History of philosophy also seems to be starting to replace actual philosophy outright… Pick up any philosophy journal today and see the amount of citing and referencing and discussing of "other" philosophers that occupies their pages, in ratio to anything that actually gets done as far as making progress in human understanding, and you might become as alarmed as I am.

Philosophers shouldn't be acting like historians. They should let historians do that, just as scientists do. You don't see articles in science journals laden with elaborate discussions of the history of science before attempting to establish a finding. They just present their findings.
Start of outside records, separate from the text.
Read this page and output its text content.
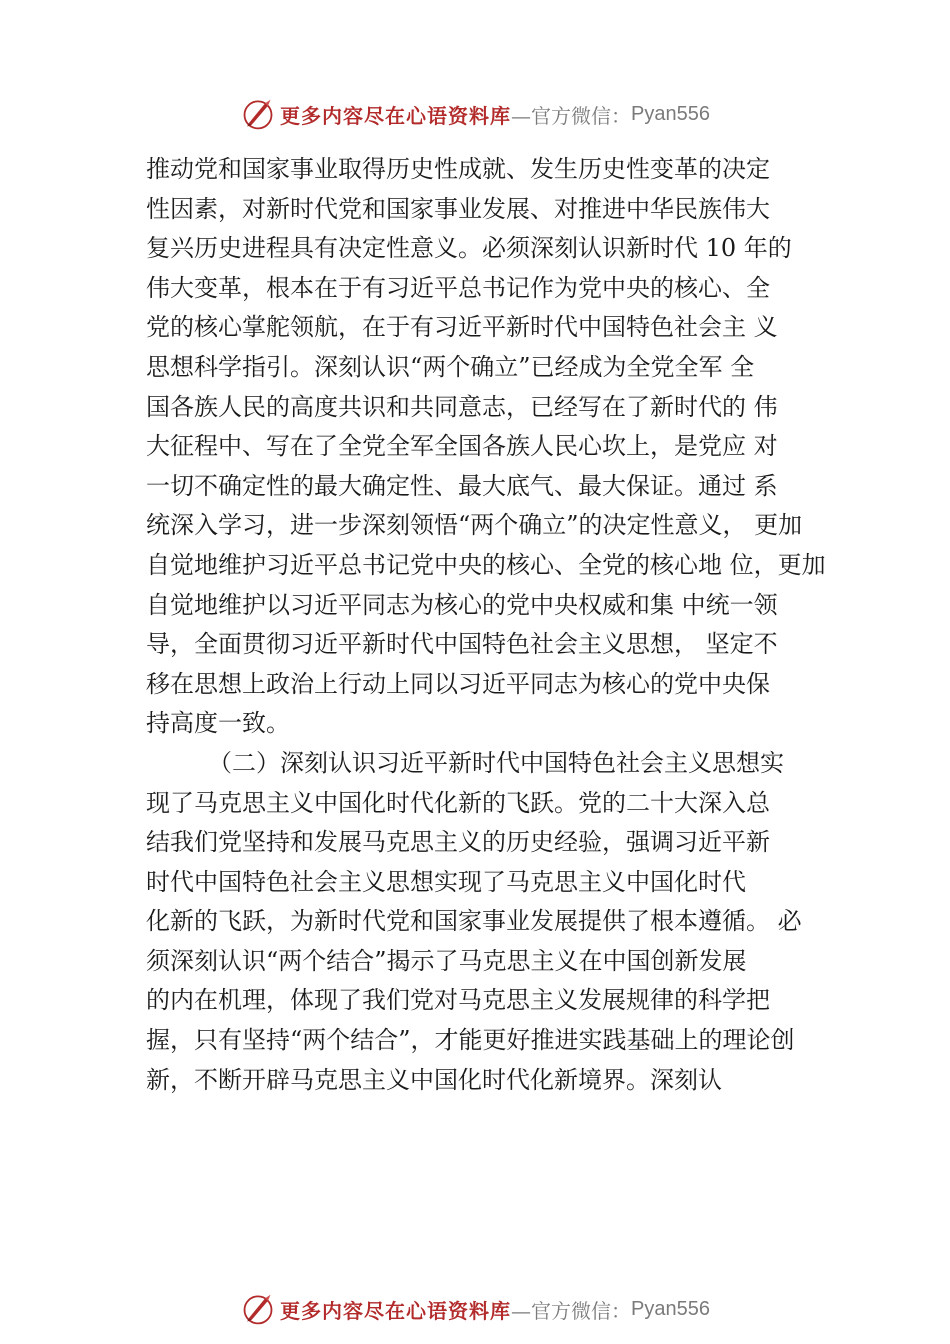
更多内容尽在心语资料库 —官方微信： Pyan556
推动党和国家事业取得历史性成就、发生历史性变革的决定
性因素，对新时代党和国家事业发展、对推进中华民族伟大
复兴历史进程具有决定性意义。必须深刻认识新时代 10 年的
伟大变革，根本在于有习近平总书记作为党中央的核心、全
党的核心掌舵领航，在于有习近平新时代中国特色社会主 义
思想科学指引。深刻认识“两个确立”已经成为全党全军 全
国各族人民的高度共识和共同意志，已经写在了新时代的 伟
大征程中、写在了全党全军全国各族人民心坎上，是党应 对
一切不确定性的最大确定性、最大底气、最大保证。通过 系
统深入学习，进一步深刻领悟“两个确立”的决定性意义， 更加
自觉地维护习近平总书记党中央的核心、全党的核心地 位，更加
自觉地维护以习近平同志为核心的党中央权威和集 中统一领
导，全面贯彻习近平新时代中国特色社会主义思想， 坚定不
移在思想上政治上行动上同以习近平同志为核心的党中央保
持高度一致。
（二）深刻认识习近平新时代中国特色社会主义思想实
现了马克思主义中国化时代化新的飞跃。党的二十大深入总
结我们党坚持和发展马克思主义的历史经验，强调习近平新
时代中国特色社会主义思想实现了马克思主义中国化时代
化新的飞跃，为新时代党和国家事业发展提供了根本遵循。 必
须深刻认识“两个结合”揭示了马克思主义在中国创新发展
的内在机理，体现了我们党对马克思主义发展规律的科学把
握，只有坚持“两个结合”，才能更好推进实践基础上的理论创
新，不断开辟马克思主义中国化时代化新境界。深刻认
更多内容尽在心语资料库 —官方微信： Pyan556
If there are other current findings and theories on the books (not past refuted findings and theories, but still unrefuted ones), they will survey them and respond to them, even if that involves them in historical reporting. But they don't waste time on inessentials. They build on established and agreed findings and results. No botanist would say you have to read up on the history of all the mistakes and dead ends in 19th century botanical science to make progress in botany today. Philosophy should operate the same way. It just doesn't…

Finally, he suggests that contemporary philosophy is woefully lacking even in basic intellectual standards:

Once at a dinner I stopped an editor of a philosophy journal and showed him that he had published an article with a glaringly obvious logical flaw, so obvious in fact it should have been embarrassing to his entire publication and certainly should never have passed any credible peer review. He actually responded by saying, "You actually expect philosophy journals to prevent the publication of fallacious arguments?" I was flabbergasted. Several of us at the same table answered in unison, "Uh, yes, we do." What the hell else is peer review for?

The interview goes into much more detail, and covers numerous other topics ranging from technology to religious fundamentalism (I don’t agree with all of Richard’s other points in the interview: I think he is way too optimistic about technologically induced “telepathy,” for example).

If anything, I think Richard may have understated the problems with current academic philosophy and the radical difference between modern academic “philosophy” and philosophy as practiced by Locke or Aristotle.

In later posts, I'll discuss in more detail how and why modern philosophy is in the doldrums and what I think this means for us homeschoolers.

The root problem, I think, lies in philosophers' failure fully to confront the fact that modern philosophy arose as an attempt to deal with the collision between modern science and traditional religion in seventeenth-century Europe. The philosopher/anthropologist Ernest Gellner wrote on this at great detail (e.g., in his The Legitimation of Belief , The Devil in Modern Philosophy, and Postmodernism, Reason, and Religion), and I agree with Gellner that you cannot grasp modern philosophy without addressing broader issues involving science and religion.